• Conférence : Nous ne sommes plus seuls au monde par Bertrand Badie

     • Publié le 14 juin 2016 • Rubrique(s) Actualités de l'Union europénne, Actualités de la Maison de l'Europe, Les temps forts

     Le lundi 13 juin, la Maison de l’Europe recevait pour son Assemblée Générale ordinaire Bertrand BADIE, Professeur de science politique et spécialiste des relations internationales, retour sur les échanges qui ont eu lieu à l’espace Ouest-France.

    « On ne peut pas raser la tête de quelqu’un en son absence ». C’est par ce proverbe malien que Bertrand Badie a commencé son intervention et son évocation de ce qui semble plus que jamais essentiel aujourd’hui : la nécessité de penser l’altérité.

    Les européens, inventeurs des relations internationales telles qu’elles sont encore conçues aujourd’hui, sont confrontés à cet enjeu qui se matérialise dans la remise en cause d’un entre soi de certains Etats et d’un blocage annonçant l’étiolement du projet européen actuellement.

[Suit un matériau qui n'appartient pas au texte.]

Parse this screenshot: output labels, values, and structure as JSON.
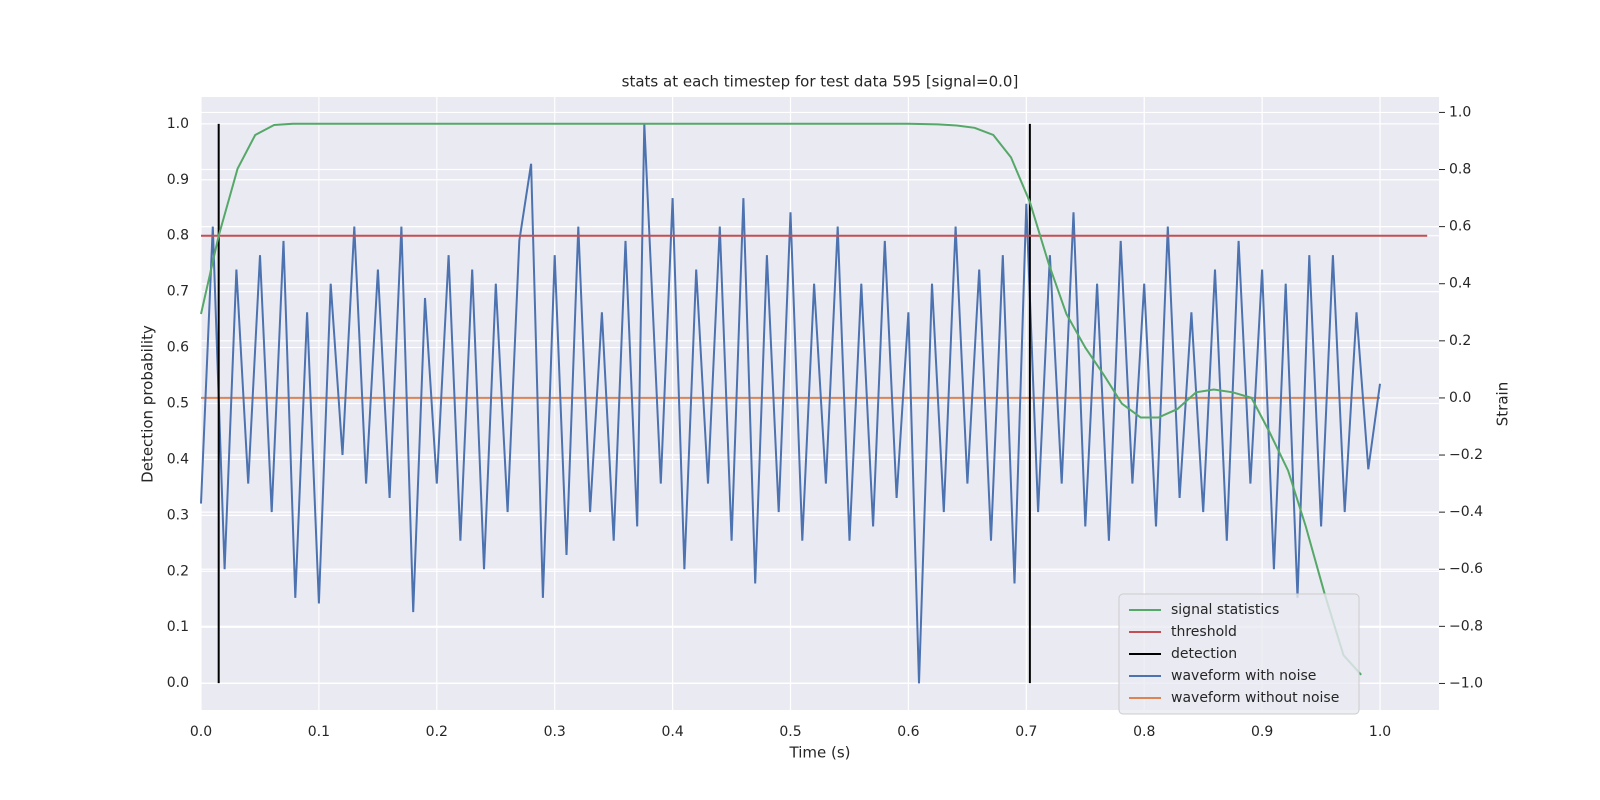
{
  "chart_data": {
    "type": "line",
    "title": "stats at each timestep for test data 595 [signal=0.0]",
    "xlabel": "Time (s)",
    "ylabel": "Detection probability",
    "y2label": "Strain",
    "xlim": [
      0,
      1.05
    ],
    "ylim": [
      -0.048,
      1.048
    ],
    "y2lim": [
      -1.093,
      1.054
    ],
    "xticks": [
      {
        "value": 0,
        "label": "0.0"
      },
      {
        "value": 0.1,
        "label": "0.1"
      },
      {
        "value": 0.2,
        "label": "0.2"
      },
      {
        "value": 0.3,
        "label": "0.3"
      },
      {
        "value": 0.4,
        "label": "0.4"
      },
      {
        "value": 0.5,
        "label": "0.5"
      },
      {
        "value": 0.6,
        "label": "0.6"
      },
      {
        "value": 0.7,
        "label": "0.7"
      },
      {
        "value": 0.8,
        "label": "0.8"
      },
      {
        "value": 0.9,
        "label": "0.9"
      },
      {
        "value": 1,
        "label": "1.0"
      }
    ],
    "yticks": [
      {
        "value": 0,
        "label": "0.0"
      },
      {
        "value": 0.1,
        "label": "0.1"
      },
      {
        "value": 0.2,
        "label": "0.2"
      },
      {
        "value": 0.3,
        "label": "0.3"
      },
      {
        "value": 0.4,
        "label": "0.4"
      },
      {
        "value": 0.5,
        "label": "0.5"
      },
      {
        "value": 0.6,
        "label": "0.6"
      },
      {
        "value": 0.7,
        "label": "0.7"
      },
      {
        "value": 0.8,
        "label": "0.8"
      },
      {
        "value": 0.9,
        "label": "0.9"
      },
      {
        "value": 1,
        "label": "1.0"
      }
    ],
    "y2ticks": [
      {
        "value": -1,
        "label": "−1.0"
      },
      {
        "value": -0.8,
        "label": "−0.8"
      },
      {
        "value": -0.6,
        "label": "−0.6"
      },
      {
        "value": -0.4,
        "label": "−0.4"
      },
      {
        "value": -0.2,
        "label": "−0.2"
      },
      {
        "value": 0,
        "label": "0.0"
      },
      {
        "value": 0.2,
        "label": "0.2"
      },
      {
        "value": 0.4,
        "label": "0.4"
      },
      {
        "value": 0.6,
        "label": "0.6"
      },
      {
        "value": 0.8,
        "label": "0.8"
      },
      {
        "value": 1,
        "label": "1.0"
      }
    ],
    "grid": true,
    "legend": "lower right",
    "series": [
      {
        "name": "signal statistics",
        "color": "#55a868",
        "axis": "y",
        "x": [
          0,
          0.015,
          0.031,
          0.046,
          0.062,
          0.078,
          0.094,
          0.2,
          0.3,
          0.4,
          0.5,
          0.6,
          0.625,
          0.641,
          0.656,
          0.672,
          0.687,
          0.703,
          0.719,
          0.734,
          0.75,
          0.766,
          0.781,
          0.797,
          0.812,
          0.828,
          0.844,
          0.859,
          0.875,
          0.891,
          0.906,
          0.922,
          0.937,
          0.953,
          0.969,
          0.984
        ],
        "values": [
          0.66,
          0.8,
          0.92,
          0.98,
          0.998,
          1,
          1,
          1,
          1,
          1,
          1,
          1,
          0.999,
          0.997,
          0.993,
          0.98,
          0.94,
          0.86,
          0.75,
          0.66,
          0.6,
          0.55,
          0.5,
          0.475,
          0.475,
          0.49,
          0.52,
          0.525,
          0.52,
          0.51,
          0.45,
          0.38,
          0.28,
          0.16,
          0.05,
          0.015
        ]
      },
      {
        "name": "threshold",
        "color": "#c44e52",
        "axis": "y",
        "x": [
          0,
          1.04
        ],
        "values": [
          0.8,
          0.8
        ]
      },
      {
        "name": "detection",
        "color": "#000000",
        "axis": "y",
        "x": [
          0.015,
          0.703
        ],
        "ymin": 0,
        "ymax": 1
      },
      {
        "name": "waveform with noise",
        "color": "#4c72b0",
        "axis": "y2",
        "x": [
          0,
          0.01,
          0.02,
          0.03,
          0.04,
          0.05,
          0.06,
          0.07,
          0.08,
          0.09,
          0.1,
          0.11,
          0.12,
          0.13,
          0.14,
          0.15,
          0.16,
          0.17,
          0.18,
          0.19,
          0.2,
          0.21,
          0.22,
          0.23,
          0.24,
          0.25,
          0.26,
          0.27,
          0.28,
          0.29,
          0.3,
          0.31,
          0.32,
          0.33,
          0.34,
          0.35,
          0.36,
          0.37,
          0.376,
          0.39,
          0.4,
          0.41,
          0.42,
          0.43,
          0.44,
          0.45,
          0.46,
          0.47,
          0.48,
          0.49,
          0.5,
          0.51,
          0.52,
          0.53,
          0.54,
          0.55,
          0.56,
          0.57,
          0.58,
          0.59,
          0.6,
          0.609,
          0.62,
          0.63,
          0.64,
          0.65,
          0.66,
          0.67,
          0.68,
          0.69,
          0.7,
          0.71,
          0.72,
          0.73,
          0.74,
          0.75,
          0.76,
          0.77,
          0.78,
          0.79,
          0.8,
          0.81,
          0.82,
          0.83,
          0.84,
          0.85,
          0.86,
          0.87,
          0.88,
          0.89,
          0.9,
          0.91,
          0.92,
          0.93,
          0.94,
          0.95,
          0.96,
          0.97,
          0.98,
          0.99,
          1
        ],
        "values": [
          -0.37,
          0.6,
          -0.6,
          0.45,
          -0.3,
          0.5,
          -0.4,
          0.55,
          -0.7,
          0.3,
          -0.72,
          0.4,
          -0.2,
          0.6,
          -0.3,
          0.45,
          -0.35,
          0.6,
          -0.75,
          0.35,
          -0.3,
          0.5,
          -0.5,
          0.45,
          -0.6,
          0.4,
          -0.4,
          0.55,
          0.82,
          -0.7,
          0.5,
          -0.55,
          0.6,
          -0.4,
          0.3,
          -0.5,
          0.55,
          -0.45,
          0.96,
          -0.3,
          0.7,
          -0.6,
          0.45,
          -0.3,
          0.6,
          -0.5,
          0.7,
          -0.65,
          0.5,
          -0.4,
          0.65,
          -0.5,
          0.4,
          -0.3,
          0.6,
          -0.5,
          0.4,
          -0.45,
          0.55,
          -0.35,
          0.3,
          -1.0,
          0.4,
          -0.4,
          0.6,
          -0.3,
          0.45,
          -0.5,
          0.5,
          -0.65,
          0.68,
          -0.4,
          0.5,
          -0.3,
          0.65,
          -0.45,
          0.4,
          -0.5,
          0.55,
          -0.3,
          0.4,
          -0.45,
          0.6,
          -0.35,
          0.3,
          -0.4,
          0.45,
          -0.5,
          0.55,
          -0.3,
          0.45,
          -0.6,
          0.4,
          -0.7,
          0.5,
          -0.45,
          0.5,
          -0.4,
          0.3,
          -0.25,
          0.05
        ]
      },
      {
        "name": "waveform without noise",
        "color": "#dd8452",
        "axis": "y2",
        "x": [
          0,
          1
        ],
        "values": [
          0,
          0
        ]
      }
    ]
  }
}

    Une histoire particulière du continent européen

    Au cours d’un rappel historique sur la formation de l’Etat moderne découlant des écrits du philosophe britannique Thomas Hobbes, Bertrand Badie a rappelé la particularité de l’Europe : elle est en effet la seule région dans l’histoire du monde qui est constituée par une juxtaposition d’unités territoriales souveraines.

    Ce lien qui uni les différents territoires dès 1648 avec le Traité de Westphalie, est renforcé par le Congrès de Vienne de 1815, concertation des monarques qu’il considère comme l’ancêtre du G7.  Malgré cela, ce système est une anomalie dans l’histoire mondiale où l’Etat est fortement corrélé à la notion de guerre, qui est, même en Europe et ce jusqu’en 1945, le mode de fonctionnement normal des relations internationales et de l’actualisation des rapports de force. Si l’Europe a réussi à s’unifier pour neutraliser la guerre sur son territoire, elle a cependant exposé sa faiblesse à travers la colonisation et la construction d’un système de marginalisation de l’autre. La mauvaise gestion de la post-décolonisation s’est rajoutée  à cela et à seulement eu pour résultat l’effondrement des Etats ou l’installation au pouvoir de régimes extrêmement répressifs.

    Cette réflexion permet alors de comprendre les mutations de la guerre, aujourd’hui considérée comme une rivalité entre faiblesses et non plus entre puissances comme elle l’était autrefois. La guerre est aussi la conséquence de l’impossibilité de tisser un lien social qui permettrait la fondation d’un état de paix. Il s’agit alors de placer la notion de « solidarisme », développée par Léon Bourgeois, au cœur des relations internationales afin de construire une nouvelle approche de la résolution des problématiques mondiales.

    Les enjeux majeurs auxquels l’Europe est confrontée aujourd’hui

    Il semble que la méthode de résolution des conflits et l’ingérence utilisée par les Etats européens soit finalement un des points majeurs qui empêche aujourd’hui la gouvernance collective des problèmes globaux. L’Europe, confrontée à une paralysie de sa diplomatie commune depuis 2003, est un projet qui a suscité un grand espoir et qui doit aujourd’hui se renouveler pour s’adapter aux enjeux contemporains. En effet, il ne s’agit plus d’empêcher la guerre entre les Etats membres mais bien de définir ce qu’est l’espace européen pour qu’il s’intègre dans la mondialisation.

    Selon Bertrand Badie, il est indispensable que l’Europe se reconstruise par rapport aux autres dans l’optique de participer à la gouvernance des phénomènes de mondialité, et notamment du phénomène migratoire. Dans l’état actuel d’interdépendance entre les Etats, ils se doivent d’adopter une approche « solidariste » et ainsi mettre à profit ces évolutions et ce que peut apporter une résolution mutuelle des problèmes. Il est cependant possible que ce système ne puisse pas fonctionner à 28 ; il faudra alors une mobilisation particulière de certains Etats pour montrer l’exemple et trouver des solutions bénéfiques à tous.